Thermal desorbtion, the company explains, is simply the application of heat to contaminated soils. It is an ex-situ process, heating soils to between 300 and 550°C. The treatment takes place in a specialised portable plant that heats the soil indirectly in a rotating drum. The clean soil can be reused, while the separated hydrocarbon contaminants are recovered. There is no incineration or oxidation in the process.

Land Clean states that it will have a plant in the UK imminently and it is fully licensed under the Environment Agency Mobile Plant Licensing system.

Features of the method

The company outlines the features of this method of treatment as:

  • achieves 25 tonnes per hour or more
  • treats petrol, diesel or mineral range organics, PAHs, pesticides, solvents and PCBs
  • stated to be considerably cheaper than disposal of hazardous wastes
  • treated soil can be reused on site
  • PH & PAHs can be reduced to less than 1mg/kg
  • no upper limits on contaminant loading, moisture content or fines content
  • the system can manage organic cyanide or mercury contaminated soils
  • this is a well understood technology through North American and European experience.

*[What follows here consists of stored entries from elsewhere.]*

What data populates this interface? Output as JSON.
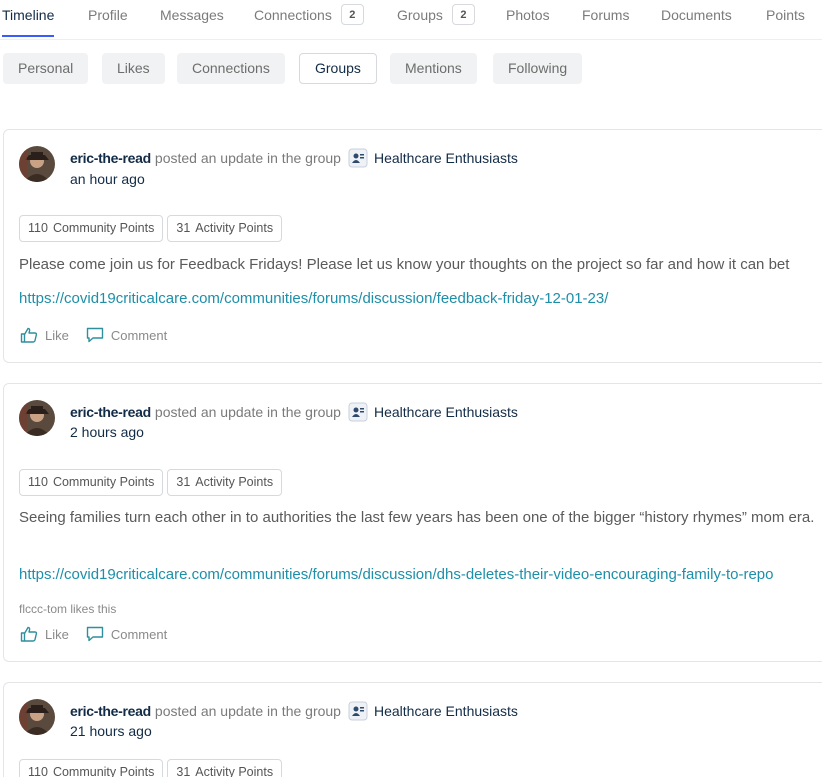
{
  "main_tabs": [
    {
      "label": "Timeline",
      "active": true
    },
    {
      "label": "Profile"
    },
    {
      "label": "Messages"
    },
    {
      "label": "Connections",
      "count": "2"
    },
    {
      "label": "Groups",
      "count": "2"
    },
    {
      "label": "Photos"
    },
    {
      "label": "Forums"
    },
    {
      "label": "Documents"
    },
    {
      "label": "Points"
    }
  ],
  "sub_tabs": [
    {
      "label": "Personal"
    },
    {
      "label": "Likes"
    },
    {
      "label": "Connections"
    },
    {
      "label": "Groups",
      "selected": true
    },
    {
      "label": "Mentions"
    },
    {
      "label": "Following"
    }
  ],
  "activities": [
    {
      "author": "eric-the-read",
      "action": "posted an update in the group",
      "group": "Healthcare Enthusiasts",
      "time": "an hour ago",
      "community_points": {
        "value": "110",
        "label": "Community Points"
      },
      "activity_points": {
        "value": "31",
        "label": "Activity Points"
      },
      "content": "Please come join us for Feedback Fridays! Please let us know your thoughts on the project so far and how it can bet",
      "link": "https://covid19criticalcare.com/communities/forums/discussion/feedback-friday-12-01-23/",
      "like_label": "Like",
      "comment_label": "Comment"
    },
    {
      "author": "eric-the-read",
      "action": "posted an update in the group",
      "group": "Healthcare Enthusiasts",
      "time": "2 hours ago",
      "community_points": {
        "value": "110",
        "label": "Community Points"
      },
      "activity_points": {
        "value": "31",
        "label": "Activity Points"
      },
      "content": "Seeing families turn each other in to authorities the last few years has been one of the bigger “history rhymes” mom era.",
      "link": "https://covid19criticalcare.com/communities/forums/discussion/dhs-deletes-their-video-encouraging-family-to-repo",
      "likes_text": "flccc-tom likes this",
      "like_label": "Like",
      "comment_label": "Comment"
    },
    {
      "author": "eric-the-read",
      "action": "posted an update in the group",
      "group": "Healthcare Enthusiasts",
      "time": "21 hours ago",
      "community_points": {
        "value": "110",
        "label": "Community Points"
      },
      "activity_points": {
        "value": "31",
        "label": "Activity Points"
      }
    }
  ],
  "colors": {
    "accent": "#385dff",
    "link": "#1d8fa8",
    "heading": "#122b46"
  },
  "icons": {
    "group": "group-icon",
    "like": "thumbs-up-icon",
    "comment": "comment-bubble-icon"
  }
}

    Land Clean Ltd has undertaken treatability trials for the following soil types:

    1 Sludge from gasification plant: 17% PAH & TPH loading, 40% moisture content, 100% silt and clay – treatable.

    2 Gas works waste: liquid coal tars present up to 5% loading, moisture content up to 30% – treatable.

    3 Other trials undertaken elsewhere have shown that oil refining sludges and oil exploration drilling muds are readily treatable

    .

    4 Furthermore, pesticides and chlorinated solvents can also be handled due to the acid gas removal capability.

    Design considerations

    The company says that the following issues should be considered when designing for this treatment system:

  • hydrocarbon loading and moisture content will impact treatment rate.
  • space available on site for treatment plant (10m x 20m minimum plus clean and dirty stockpiles).
  • fuel costs are the main operating costs – therefore a slow treatment rate will result in higher treatment costs.
  • heavy metal contamination is generally unaffected by treatment.
  • allowance needs to be made for excavation and replacement/recompaction of soils.

    Land Clean can also cite examples of a range of land remediation case studies, ranging for the on-site bioremediation of soil in a timber treatment yard where the primary contaminant was creosote, involving long term environmental monitoring of the site, to the excavation and disposal to licensed facilities of impacted soils at a scrap yard. This involved the excavation, over drumming and disposal of 30 buried chemical drums.

    The company’s wide range of remediation works has also taken in foundry, gas works and used oil processing plant contracts.